The Blog ofThe Yungmann Group

Solar Systems Can Complicate or KILL Your Home Sale

Homeowners are learning the hard way that solar panels can complicate or KILL a home sale. While owning your system is the best scenario for selling, solar leases are more complicated and power purchase agreements (PPA) can be devastating.

Ownership does not require the buyer to assume any cost or other agreement related to the solar system. Just don’t assume a buyer will pay a premium for the system. Like a pool, most buyers are indifferent and some will even back away due to concerns about maintenance and roof impact. However, by owning the system, you can always have it removed if needed to sell your home.

Leases are more complicated because, unless you are paying off the lease prior to closing, your buyer will need to agree to assume the lease. Your buyer will likely need to credit qualify to assume the lease as well. The required lease payments will likely go into their debt/income ratios, making it harder to qualify for a new mortgage and reducing the buyer’s borrowing/buying power. While buying out the lease could be expensive, at least you have that option if needed so you have some control of the outcome.

Power Management Agreements (PPA) can be terrible because they are long term and termination is usually cost prohibitive. Buyers are reluctant to assume such a long term obligation due to cost and rapidly changing technology. Plus the buyer usually needs to credit qualify with the solar company and the required payments can affect the buyer’s mortgage ratios. The electricity rates are rarely a substantial discount from retail rates and in some cases are even higher than resellers and energy cooperatives that operate on shorter term annual agreements. Unlike a public utility that needs government approval to raise rates, the PPA usually has built in annual rate increases. Many of the agreements do not comply with FHA or Fannie-Mae guidelines and the solar company has a security interest filed against your property. In two of our recent office transactions, the cost to terminate the PPA ranged from $42,000-$56,000. In both cases, if the buyer had not agreed to assume the PPA, the seller would not have been able to sell their home. The cost is so extreme because the solar company sells the PPA to an investor looking for that long term income stream. The solar company even gets the tax credit! The cost savings over a 20 year term is just not enough to justify encumbering your property with such an oppressive obligation.

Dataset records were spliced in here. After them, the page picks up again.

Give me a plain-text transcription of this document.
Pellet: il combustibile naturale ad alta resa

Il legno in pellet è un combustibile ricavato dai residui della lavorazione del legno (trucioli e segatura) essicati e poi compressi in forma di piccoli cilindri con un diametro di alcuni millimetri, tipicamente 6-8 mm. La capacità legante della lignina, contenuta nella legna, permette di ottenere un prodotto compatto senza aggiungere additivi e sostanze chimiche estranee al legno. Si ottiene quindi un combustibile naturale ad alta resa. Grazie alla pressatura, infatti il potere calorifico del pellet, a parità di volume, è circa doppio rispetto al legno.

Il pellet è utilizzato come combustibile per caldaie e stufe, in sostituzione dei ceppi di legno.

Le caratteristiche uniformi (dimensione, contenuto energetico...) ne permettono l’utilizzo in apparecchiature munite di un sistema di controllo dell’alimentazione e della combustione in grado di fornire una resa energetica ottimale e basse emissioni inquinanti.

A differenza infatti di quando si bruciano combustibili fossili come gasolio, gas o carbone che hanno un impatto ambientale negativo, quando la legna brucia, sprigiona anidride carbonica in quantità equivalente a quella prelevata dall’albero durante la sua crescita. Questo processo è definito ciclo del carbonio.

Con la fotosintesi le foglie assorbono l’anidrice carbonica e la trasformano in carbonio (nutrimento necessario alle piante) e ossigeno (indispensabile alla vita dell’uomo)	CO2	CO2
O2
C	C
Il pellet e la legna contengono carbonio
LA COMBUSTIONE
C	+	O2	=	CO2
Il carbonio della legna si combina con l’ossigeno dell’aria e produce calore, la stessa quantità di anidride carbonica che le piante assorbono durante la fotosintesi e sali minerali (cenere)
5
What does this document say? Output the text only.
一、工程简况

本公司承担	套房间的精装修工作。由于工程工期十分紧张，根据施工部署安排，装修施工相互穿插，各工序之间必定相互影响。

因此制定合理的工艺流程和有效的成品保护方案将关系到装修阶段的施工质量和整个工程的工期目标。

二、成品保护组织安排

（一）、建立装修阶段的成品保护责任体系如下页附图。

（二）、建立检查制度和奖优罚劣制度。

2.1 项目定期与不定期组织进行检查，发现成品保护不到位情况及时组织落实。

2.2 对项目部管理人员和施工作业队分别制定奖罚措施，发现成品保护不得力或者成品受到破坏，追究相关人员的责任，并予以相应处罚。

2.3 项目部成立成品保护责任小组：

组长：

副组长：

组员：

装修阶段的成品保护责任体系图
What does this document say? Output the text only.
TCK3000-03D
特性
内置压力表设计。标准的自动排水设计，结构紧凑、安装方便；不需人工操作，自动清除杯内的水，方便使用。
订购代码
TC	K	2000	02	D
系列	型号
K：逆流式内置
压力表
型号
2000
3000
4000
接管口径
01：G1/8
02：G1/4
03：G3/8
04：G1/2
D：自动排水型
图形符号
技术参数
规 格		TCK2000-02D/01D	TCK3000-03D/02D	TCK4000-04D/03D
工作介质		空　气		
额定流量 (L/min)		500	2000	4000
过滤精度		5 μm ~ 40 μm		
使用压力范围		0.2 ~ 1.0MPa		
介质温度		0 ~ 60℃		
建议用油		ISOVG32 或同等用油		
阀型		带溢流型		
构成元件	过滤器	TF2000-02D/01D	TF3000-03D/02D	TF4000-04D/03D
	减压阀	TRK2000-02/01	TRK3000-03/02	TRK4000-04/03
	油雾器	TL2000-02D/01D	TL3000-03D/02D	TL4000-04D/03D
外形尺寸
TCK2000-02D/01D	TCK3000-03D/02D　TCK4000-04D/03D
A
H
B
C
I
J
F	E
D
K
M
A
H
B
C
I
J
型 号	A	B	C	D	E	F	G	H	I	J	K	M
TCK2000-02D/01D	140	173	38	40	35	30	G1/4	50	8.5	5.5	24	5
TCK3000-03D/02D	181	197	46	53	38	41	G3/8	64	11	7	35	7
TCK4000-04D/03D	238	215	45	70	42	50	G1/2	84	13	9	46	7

So what can you do if you want a solar system but aren’t sure how long you’ll be in your home? Purchasing the system is the safest and many solar companies offer financing. You can also pay cash or use a home equity line. Just remember that you might not get paid back in full by a buyer who does not place a meaningful value on a solar system. Leasing is a viable back-up as long as you’re prepared to buy out that lease, which can be costly especially early in the term. A PPA is hard to justify unless you’re confident you’ll be in your home for the long term and believe that the average rates over the term of the PPA will be less than you can otherwise find in the competitive energy market. In the case of both a lease and a PPA, have your mortgage expert and Realtor review the agreement to determine if it complies with FHA and Fannie-Mae requirements and identify any other terms that might make your home hard to sell. You should always have an attorney review it as well.